Each concept attracts a different user profile and social experience while also providing more flexibility to office tenants, he said. Demographics of the end users — such as the type of company, industry sector, age of the workers, coworking price point and the style of the build-out — will vary depending on the platform, Brinsden said.

An interior rendering of the first Life Time Work location in Ardmore, Pa.

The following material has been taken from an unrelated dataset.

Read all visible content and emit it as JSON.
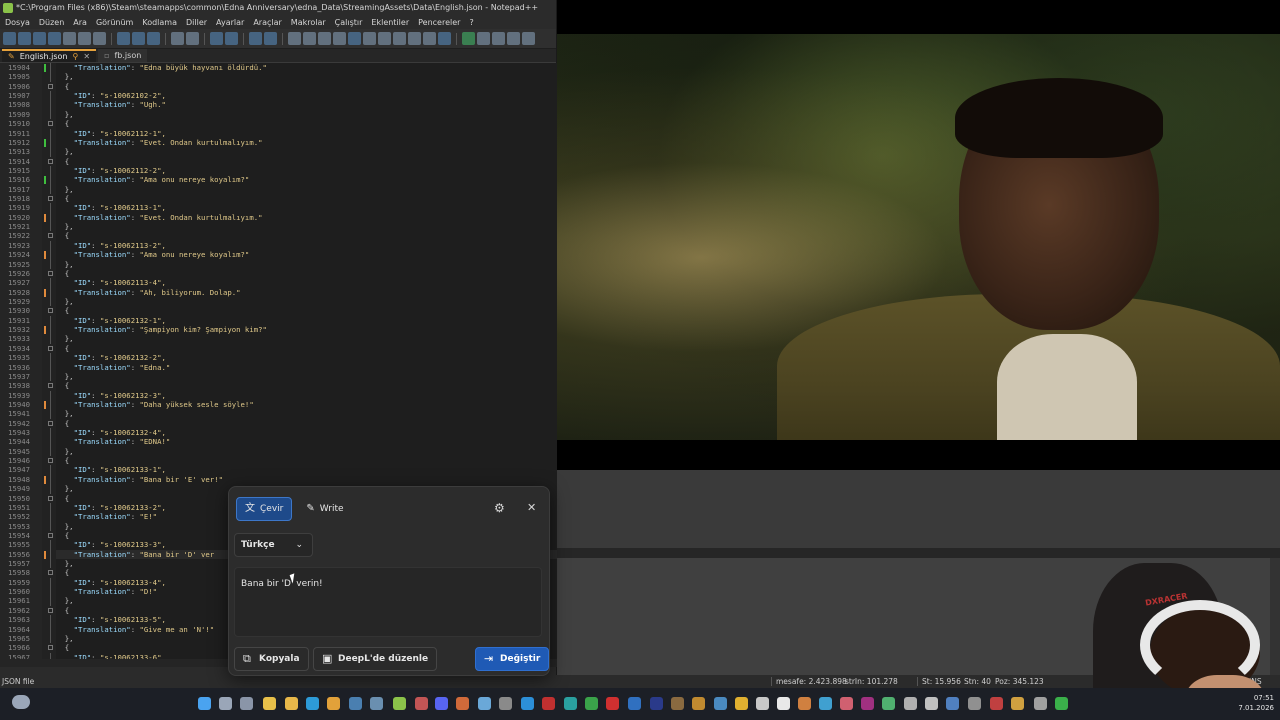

Opening in June, Life Time Work will occupy 25K SF at CityCentre Five and market to its existing business-class fitness membership. Touting a professional build-out, the workspace will feature about 50 offices and shared workspaces, conference rooms and open meeting spaces. Many of the office memberships will include access to all of the Life Time athletic locations. 

Spaces, which is slated to deliver in the fourth quarter, will likely serve as flexible, project or short-term space for large corporate clients, which may have previously used the parent company IWG. The operator signed a lease for 60K SF of office space

FUSE, which is expected to open in Q1, will cater more to the startup community, Brinsden said. The design will be hospitality-centric with a creative build-out. Spanning two buildings connected by a bridge, the workspace will feature four outdoor terraces, 95 private offices, a coworking café and lounge, dedicated desks and conference space for up to 100 people. It will occupy former retail space on the second level near RA Sushi and The Escape Game. Construction begins this month.  

Brinsden said the most expensive platform for users is Life Time Work, then Spaces, followed by FUSE.

WeWork considered opening a location in CityCentre but required too much space, Brinsden said. The lease would have pushed CityCentre above the 20% threshold.

A rendering of Spaces CityCenter reception area

Coworking, which is more established in other markets, is picking up in popularity in Houston.

Coworking represents an idea of real estate as a service, Brinsden said. It serves as an incubator; as companies grow Midway can also address the long-term office needs. 

“We are providing people with access and use of real estate in a more flexible way,” he said. “This will be a continued trend in thinking of all real estate as a hospitality business, where it is about how we deliver the best, most flexible experience for any consumer.”

Midway is leading the coworking growth in the metro by bringing on more operators to its mixed-use environments across Houston. 

Last April, WeWork leased an 80K SF space at Jones on Main in Downtown Houston. Midway will also introduce Spaces at GreenStreet and Kirby Grove. Life Time Work is launching a facility at GreenStreet, along with a branded 50K SF fitness location.